C'est vraiment à croire que ces jeunes appellent de leurs voeux le père fouettard (ou la mère fouettarde)...
Sissi974, Posté
Je pense qu'il y a un grand malaise avec une souffrance trop longtemps contenues qui sont à l'origine de ces émeutes, la mort de ce jeune, qui implique des policiers a permis le point départ d'une rébellion pour dire STOP. C'est maintenant à l'État de prendre ses responsabilités et de trouver des solutions, ainsi que la réalité de cette situation.
Caillou, Posté
DEMAIN 974 comment faire pour mettre fin à des faits délictueux ou à une simple infraction lorsque le ou les auteurs qu'on appelle délinquants s'opposent à leurs interpellations . On ne peut donc mettre fin à la commission des méfaits. .

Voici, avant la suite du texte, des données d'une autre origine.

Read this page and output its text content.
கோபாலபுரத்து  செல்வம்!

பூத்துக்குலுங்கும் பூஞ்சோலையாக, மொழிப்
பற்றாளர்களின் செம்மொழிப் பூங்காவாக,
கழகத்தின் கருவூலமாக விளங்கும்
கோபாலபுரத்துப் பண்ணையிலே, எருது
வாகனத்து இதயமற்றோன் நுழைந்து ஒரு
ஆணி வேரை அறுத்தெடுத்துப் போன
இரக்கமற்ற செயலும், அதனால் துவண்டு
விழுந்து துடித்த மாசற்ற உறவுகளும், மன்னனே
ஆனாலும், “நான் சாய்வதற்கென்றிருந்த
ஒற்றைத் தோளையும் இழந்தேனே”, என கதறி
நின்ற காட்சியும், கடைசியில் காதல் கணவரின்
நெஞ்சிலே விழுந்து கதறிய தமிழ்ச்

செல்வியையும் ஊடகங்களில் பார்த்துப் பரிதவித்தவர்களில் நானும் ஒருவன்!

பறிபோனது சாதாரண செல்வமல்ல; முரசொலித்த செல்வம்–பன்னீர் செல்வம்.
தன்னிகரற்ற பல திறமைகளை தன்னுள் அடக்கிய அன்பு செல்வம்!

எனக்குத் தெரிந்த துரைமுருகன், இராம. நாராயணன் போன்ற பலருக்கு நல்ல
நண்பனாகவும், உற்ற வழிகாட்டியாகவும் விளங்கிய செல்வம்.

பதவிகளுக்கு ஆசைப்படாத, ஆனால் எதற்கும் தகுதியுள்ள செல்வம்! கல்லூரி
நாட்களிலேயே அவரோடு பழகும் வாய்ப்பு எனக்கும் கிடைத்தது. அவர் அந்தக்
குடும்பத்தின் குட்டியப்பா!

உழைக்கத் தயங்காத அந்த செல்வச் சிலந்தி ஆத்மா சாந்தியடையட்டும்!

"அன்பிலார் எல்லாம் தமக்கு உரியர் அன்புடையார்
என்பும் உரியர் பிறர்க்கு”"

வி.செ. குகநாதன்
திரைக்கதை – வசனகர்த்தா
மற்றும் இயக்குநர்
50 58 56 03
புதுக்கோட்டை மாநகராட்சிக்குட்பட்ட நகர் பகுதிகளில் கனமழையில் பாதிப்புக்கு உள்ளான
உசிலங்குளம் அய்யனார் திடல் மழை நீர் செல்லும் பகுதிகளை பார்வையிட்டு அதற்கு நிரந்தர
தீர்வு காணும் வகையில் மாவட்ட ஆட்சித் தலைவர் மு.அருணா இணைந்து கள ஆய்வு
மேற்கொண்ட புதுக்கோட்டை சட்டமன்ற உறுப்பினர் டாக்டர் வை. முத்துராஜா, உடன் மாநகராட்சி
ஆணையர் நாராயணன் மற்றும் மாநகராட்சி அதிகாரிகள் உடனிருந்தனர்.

Pas toujours facile d'avoir d'autre solution...
Depain974, depuis son mobile, Posté
C'est évidemment un prétexte ces violences, mais je crois que le problème la dedans c'est aussi que ce soit une voiture de la BAC. Cette unité de police traite la violence par la violence et se pense au dessus des lois, les gens des quartiers ne sont pas tous des irresponsables sans respect de la loi, mais ils voient tout les jours les avis et subissent les délinquants et le traitement particulier de la police anicriminalité.
Caillou, Posté
Le résultat de l'enquête avec preuves vidéo ne conviennent pas aux proches et amis de la victime. On a tellement pris l'habitude de mettre aussitÃ't les forces de l'ordre en cause et de faire volontairement planer le doute. Je ne dis pas qu'il arrive que la responsabilité des policiers ou gendarmes est engagée voire démontrée. Visiblement dans le cas présence n'est pas le cas. Faisons confiance à la justice de notre pays et ce avec bienveillance.